We have the backing of a committed publisher who is intent upon helping us succeed, and we have incredible stories to tell about the lives you, our readers, are living every day.
When I started working on the staff of the Weber State University Signpost in 2005, I was already reading national news on my cell phone. Technology has always been part of my life and that of my peers. At the time, many people tried to dissuade me from studying journalism. They predicted that newspapers would die off and worried aloud that my education would be wasted.
Nevertheless, I stuck with studying news because of my conviction that regardless of how people get information about their communities, they will always want and need it. People will always want to know why their taxes are high, I thought, and why certain laws are being enacted. On another level, they’ll also need to know who in the community is thriving and what national trends will affect their daily lives. Our collective curiosity is insatiable.
True to the predictions of my naysaying advice-givers, newspapers everywhere are struggling. Despite 120 years of high-quality coverage of south Davis County, the Clipper is not immune. We face the economic challenges presented by an ever-
increasing amount of free content online and a readership with hundreds of demands on its time and attention. Fortunately, we have an important niche to fill as the only news organization that consistently writes about this community, and our readers know it.
I come to this job full of hope and excitement, but with a long list of goals.
One of my first tasks is to reach out to the community. I was born in Logan and went to high school in Roy, so I already know some of Utah. I don’t yet know Davis County. I will be meeting in-person with as many leaders as I can over the next few months.
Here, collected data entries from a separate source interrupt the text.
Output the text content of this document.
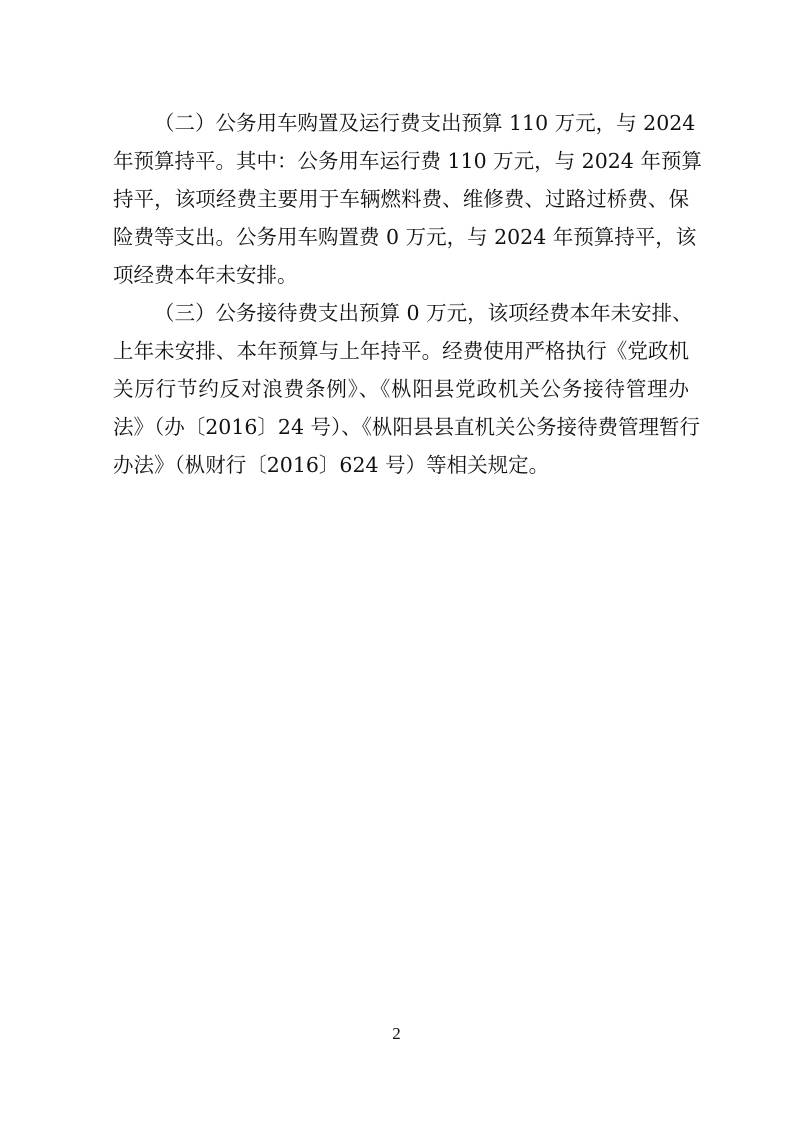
（二）公务用车购置及运行费支出预算 110 万元，与 2024
年预算持平。其中：公务用车运行费 110 万元，与 2024 年预算
持平，该项经费主要用于车辆燃料费、维修费、过路过桥费、保
险费等支出。公务用车购置费 0 万元，与 2024 年预算持平，该
项经费本年未安排。
（三）公务接待费支出预算 0 万元，该项经费本年未安排、
上年未安排、本年预算与上年持平。经费使用严格执行《党政机
关厉行节约反对浪费条例》、《枞阳县党政机关公务接待管理办
法》（办〔2016〕24 号）、《枞阳县县直机关公务接待费管理暂行
办法》（枞财行〔2016〕624 号）等相关规定。
2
I also plan to reach out to all the business people, nonprofit workers, volunteers and other involved community members I can find. I’ll be looking for people with interesting stories, learning about the most important issues here and, hopefully, discovering all the reasons why people love living here.
I also invite our readers to become more involved with us. We are looking for input about how well we are fulfilling our role and learning how we could do it better. My email address is email@example.com, and my phone number is 801-295-2251, ext. 126. I hope you flood my inbox.
Our website, davisclipper.com, represents one area where we already know we have room to grow. I plan to start the improvement by updating our site more frequently and by changing how our readers can find the information we publish online. I also intend to beef up our social media presence, and I invite you to join us on Facebook and on Twitter under the DavisClipper handle.
The cynics in college were right – newspapers are struggling, and will probably continue to do so for years to come. But I was right, too. We all want and need information about our communities. The more of it we have, the better we can participate in improving those communities for our mutual benefit. I am tickled pink for the chance to do my part of that work in Davis County.